Today's title is, at once, total bullshit, and profoundly true.
I quoted a line from bell hooks regarding "love" tonight in my presentation on queer theory. Love, she says, involves "care, affection, recognition, respect, commitment, and trust, as well as honest and open communication" (1999, p. 5). Key to the profound truth above is all of these things. Love, the romantic, shallow stuff we see in most films--that isn't so interesting. But, if there's recognition and respect, you've got something. If there's commitment and trust, you could keep it.
Or leave it behind and move on because maybe nonmonogamy is the way you want to go. Just looking for... And, I don't want to suggest that it can't be love and be temporary, that it can't be love and be left behind in the short term. Mother Culture tells us to seek out the long term, but research--
No, screw research for the moment. As they start singing "With a Little Help from My Friends" I've got to say, what you need is someone to spend time with, a little time, a lotta time, from a moment to a lifetime. What you need is someone who, even if just for the moment, just in the course of a given conversation, dance (figurative or literal), or bedroom tryst gets you, wants you, and just might miss you afterward.

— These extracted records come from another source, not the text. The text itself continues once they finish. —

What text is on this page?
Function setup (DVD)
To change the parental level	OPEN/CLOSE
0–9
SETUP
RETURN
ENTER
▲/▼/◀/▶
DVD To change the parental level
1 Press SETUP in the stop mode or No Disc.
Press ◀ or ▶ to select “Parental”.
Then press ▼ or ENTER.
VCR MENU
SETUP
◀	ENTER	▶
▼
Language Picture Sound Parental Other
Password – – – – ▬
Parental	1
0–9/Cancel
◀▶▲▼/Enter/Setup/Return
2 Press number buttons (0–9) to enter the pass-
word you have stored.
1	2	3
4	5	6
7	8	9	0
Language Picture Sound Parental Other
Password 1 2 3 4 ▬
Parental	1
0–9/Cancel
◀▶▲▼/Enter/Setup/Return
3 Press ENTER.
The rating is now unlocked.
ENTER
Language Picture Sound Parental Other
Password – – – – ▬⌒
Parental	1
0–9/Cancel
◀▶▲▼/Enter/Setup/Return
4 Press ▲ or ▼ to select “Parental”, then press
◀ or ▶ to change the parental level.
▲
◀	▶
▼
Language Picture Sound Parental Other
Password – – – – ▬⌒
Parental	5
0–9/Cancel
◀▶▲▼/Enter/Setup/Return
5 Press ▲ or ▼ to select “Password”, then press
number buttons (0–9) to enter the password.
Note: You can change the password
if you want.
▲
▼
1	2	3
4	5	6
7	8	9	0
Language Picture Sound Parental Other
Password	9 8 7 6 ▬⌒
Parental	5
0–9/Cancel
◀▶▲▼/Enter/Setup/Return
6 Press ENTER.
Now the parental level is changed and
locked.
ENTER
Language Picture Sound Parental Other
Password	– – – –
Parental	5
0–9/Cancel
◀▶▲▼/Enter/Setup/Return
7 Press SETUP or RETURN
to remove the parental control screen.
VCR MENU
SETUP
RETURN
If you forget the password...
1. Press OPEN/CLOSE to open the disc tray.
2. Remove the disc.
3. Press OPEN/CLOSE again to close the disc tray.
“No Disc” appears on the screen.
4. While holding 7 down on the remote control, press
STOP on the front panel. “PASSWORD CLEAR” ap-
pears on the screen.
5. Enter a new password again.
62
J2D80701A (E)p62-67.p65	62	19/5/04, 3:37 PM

Sure, Mother Culture--and I borrow that from Daniel Quinn, by the way... and because I love convergence and synchronicity, it's worth mentioning that I got to bring up Daniel Quinn with a student yesterday; she's possibly doing her persuasive speech on endangered gorillas in Verunga and I quoted Ishmael's framed koan (from the novel of the same name): "With man gone, will there be hope for gorilla? With gorilla gone, will there be hope for man?" I was trying to get at the idea that while there may be no practical impact to gorillas dying on the other side of the world for us here in America, but there are cultural, societal repercussions for the very idea that we allow the deliberate slaughter of animals and go on with our day without a thought. Hell, that we probably barely care enough to know about it.
Anyway, Mother Culture--the stuff hooks calls performativity, all that baggage that comes with being part of civilization. It tells us how to be, who to be, who not to be, how not to be. Still, in moments of resistance, we become something... unique, something special. Whether it's about your gender, your sexuality, your race, your whatever, if you step outside normative roles and labels, I applaud you. Bohemians like those in Moulin Rouge! last week or Across the Universe this week--they're so deliberately separate from Mother Culture, but in both cases, they find one another and they can find comfort there. It doesn't matter how long they're together--Prudence just shows up through the window, a portal between two worlds just like any other, and she's taken in. That's what you need. To be taken in, to be accepted, to be loved.
I'm a little tired of normative behavior. I tell my students to pick topics that are important to them for their speeches, pick topics that-- There's this question in the textbook that asks, "will persuading your audience about this topic help somebody in some way?" It's so broad, and yet many of them can't think through the solutions to the problems they choose, or they choose such generic topics that show up every quarter... Not that there is really anything wrong with that. I've done intercollegiate debate and coached it as well; I can impact any topic you've got into something important--in this blog, I once impacted Groundhog Day into nuclear war just to make a point. On the one hand, every topic is good enough, and all of my student's stories are worth telling, everyone's story is worth telling, worth hearing. But, on the other hand, you've got to commit to that shit or no one will ever care. You need to care if you want us to.
Same with identity, I suppose...
No, if you want to be something, be something. Obvious caveat, don't hurt anyone who doesn't consent to it, but otherwise... You want to be something, be it. Commit to it. Embrace it.
You don't need our approval...
Unless you need our approval.
I'm just saying, do what you gotta do to get by. Don't compromise your self for your opportunities or your opportunities for your self.
Unless you want to.
There's a bit of the film left--they're only now singing "Because." But, that is all I have to say for today. There will be more to come, for sure. a whole lot about the sixties--I love the sixties--and more about movie musicals, probably some more ranting about love and life. In the meantime, you be you, I'll be me, and let's do what makes us happy.